Cold Weather Safety

Cold Weather Safety

POSTED: Monday, November 30, 2009 - 11:11am

UPDATED: Wednesday, February 17, 2010 - 2:25pm

weather safety

With the arrival of a colder weather in our city, El Paso Fire Department Officials remind the public how important it is to take the necessary safety precautions to prevent heating fires in the home. Many of these fires and injuries can be prevented through proper use and maintenance of heating systems and equipment.

Heating is the second leading cause of all residential building fires (behind cooking fires) and is most prevalent during colder weather when the use of central heating systems, portable heaters, and fireplaces is most common. Over one quarter of residential building heating fires result from improper maintenance of heating equipment, specifically the failure to clean the equipment.

El Paso Fire Officials Offer these Heater and Fire Place Safety Tips:
Heater safety tips:

Use a heater that has been tested to the latest safety standards and certified by a nationally recognized testing laboratory. These heaters will have the most up-to-date safety features; older space heaters may not meet the newer safety standards.

Place the heater on a level, hard and nonflammable surface, not on rugs or carpets or near bedding or drapes. Keep the heater at least three feet from bedding, drapes, furniture and other flammable materials.
Keep doors open to the rest of the house if you are using an unvented fuel-burning space heater. Make sure your heater meets current safety standards to shut off if oxygen levels fall too low. Make sure your heater is correctly rated for your home. An oversized heater could deplete the available oxygen, causing excess carbon monoxide to be produced.

NEVER leave a space heater on when you go to sleep. Never place a space heater close to any sleeping person.

Turn the space heater off if you leave the area. Keep children and pets away from space heaters.
Have heaters inspected annually to ensure proper operation.
Do not use a kitchen range or oven to heat your house because it could overheat or generate excessive carbon monoxide.

Be aware that mobile homes require specially designed heating equipment. Only electric or vented fuel-fired equipment should be used.

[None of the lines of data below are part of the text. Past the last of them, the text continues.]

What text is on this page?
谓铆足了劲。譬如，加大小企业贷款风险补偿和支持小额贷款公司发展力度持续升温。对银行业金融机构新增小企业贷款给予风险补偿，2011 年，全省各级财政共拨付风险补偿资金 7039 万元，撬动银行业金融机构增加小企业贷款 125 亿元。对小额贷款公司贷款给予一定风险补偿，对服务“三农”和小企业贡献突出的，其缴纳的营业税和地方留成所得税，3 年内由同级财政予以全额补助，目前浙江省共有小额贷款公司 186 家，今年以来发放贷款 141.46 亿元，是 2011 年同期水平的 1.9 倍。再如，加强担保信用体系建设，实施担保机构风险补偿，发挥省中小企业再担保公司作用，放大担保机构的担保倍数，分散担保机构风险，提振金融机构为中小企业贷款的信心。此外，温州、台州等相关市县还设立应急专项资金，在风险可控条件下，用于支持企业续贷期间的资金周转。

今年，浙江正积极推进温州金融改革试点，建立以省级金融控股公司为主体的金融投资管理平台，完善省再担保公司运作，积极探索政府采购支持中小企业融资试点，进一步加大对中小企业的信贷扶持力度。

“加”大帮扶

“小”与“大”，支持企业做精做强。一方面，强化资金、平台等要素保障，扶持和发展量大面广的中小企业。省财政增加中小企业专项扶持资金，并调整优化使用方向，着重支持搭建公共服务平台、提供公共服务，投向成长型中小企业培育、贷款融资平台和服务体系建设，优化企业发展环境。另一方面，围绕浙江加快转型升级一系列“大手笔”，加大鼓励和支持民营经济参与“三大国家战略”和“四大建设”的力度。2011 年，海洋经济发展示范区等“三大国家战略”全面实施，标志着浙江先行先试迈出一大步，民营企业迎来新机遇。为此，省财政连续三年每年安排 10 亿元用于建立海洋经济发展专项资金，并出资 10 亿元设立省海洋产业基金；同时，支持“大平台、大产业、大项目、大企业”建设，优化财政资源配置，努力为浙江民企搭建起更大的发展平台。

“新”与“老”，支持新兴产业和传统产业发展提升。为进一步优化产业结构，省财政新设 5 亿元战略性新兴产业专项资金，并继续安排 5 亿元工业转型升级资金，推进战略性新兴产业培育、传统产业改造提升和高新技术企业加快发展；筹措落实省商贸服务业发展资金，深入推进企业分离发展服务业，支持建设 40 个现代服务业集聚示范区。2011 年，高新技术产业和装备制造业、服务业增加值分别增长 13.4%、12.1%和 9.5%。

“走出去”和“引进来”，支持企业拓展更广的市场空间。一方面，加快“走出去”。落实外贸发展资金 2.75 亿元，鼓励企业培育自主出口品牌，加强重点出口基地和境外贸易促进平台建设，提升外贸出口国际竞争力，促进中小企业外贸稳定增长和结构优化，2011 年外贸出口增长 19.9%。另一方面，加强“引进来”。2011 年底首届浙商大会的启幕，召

Have a smoke alarm with fresh batteries on each level of the house, inside every bedroom, and outside the bedrooms in each sleeping area. In addition, have a carbon monoxide alarm outside the bedrooms in each separate sleeping area.

Fireplace safety tips:

Have flues and chimneys inspected before each heating season for leakage and blockage by creosote or debris.
Open the fireplace damper before lighting the fire and keep it open until the ashes are cool. Never close the damper before going to bed if the ashes are still warm. An open damper will prevent build-up of poisonous gases inside the home, especially while the family is sleeping.

Never use gasoline, charcoal lighter or other fuel to light or relight a fire because the vapors can explode. Never keep flammable fuels or materials near a fire. Never store flammable liquids in your home.
Never use charcoal in a fireplace because of the risk of carbon monoxide poisoning.
Keep a screen or glass enclosure around a fireplace to prevent sparks or embers from igniting flammable materials.

The very young, the elderly and or infirmed also tend to be prone to cold related injuries. It is important to monitor children, and to regularly check on elderly relatives or neighbors.
Bring all you pets and plants inside. Outdoors, pets can freeze, become lost or be stolen, injured or killed.
If you know of an elderly person, infirmed person, or needy family who needs a blanket to stay warm, call 211 for the Extreme Weather Blanket Program.

Recognize signs of carbon monoxide poisoning:
The most common symptom is HEADACHE. However, symptoms may also include dizziness, chest pain, nausea and vomiting. In severe cases, people can become increasingly irritable, agitated and confused, eventually becoming lethargic and lapsing into unconsciousness. If you suspect carbon monoxide poisoning, call 911, and get the victim to fresh air immediately, and open windows.

Driving Safety tips:

• If you must drive in cold weather conditions, slow down and use extra caution. Be aware of ice or snow on the road, especially on overpasses.

• Prepare your car. Inspect tires for proper inflation and make sure they’re in good condition. Use the right antifreeze for your car and for the outside temperatures. Have an adequate supply of windshield fluid on hand.

• Always clear off your vehicle including the windows, roof, hood and trunk before setting out.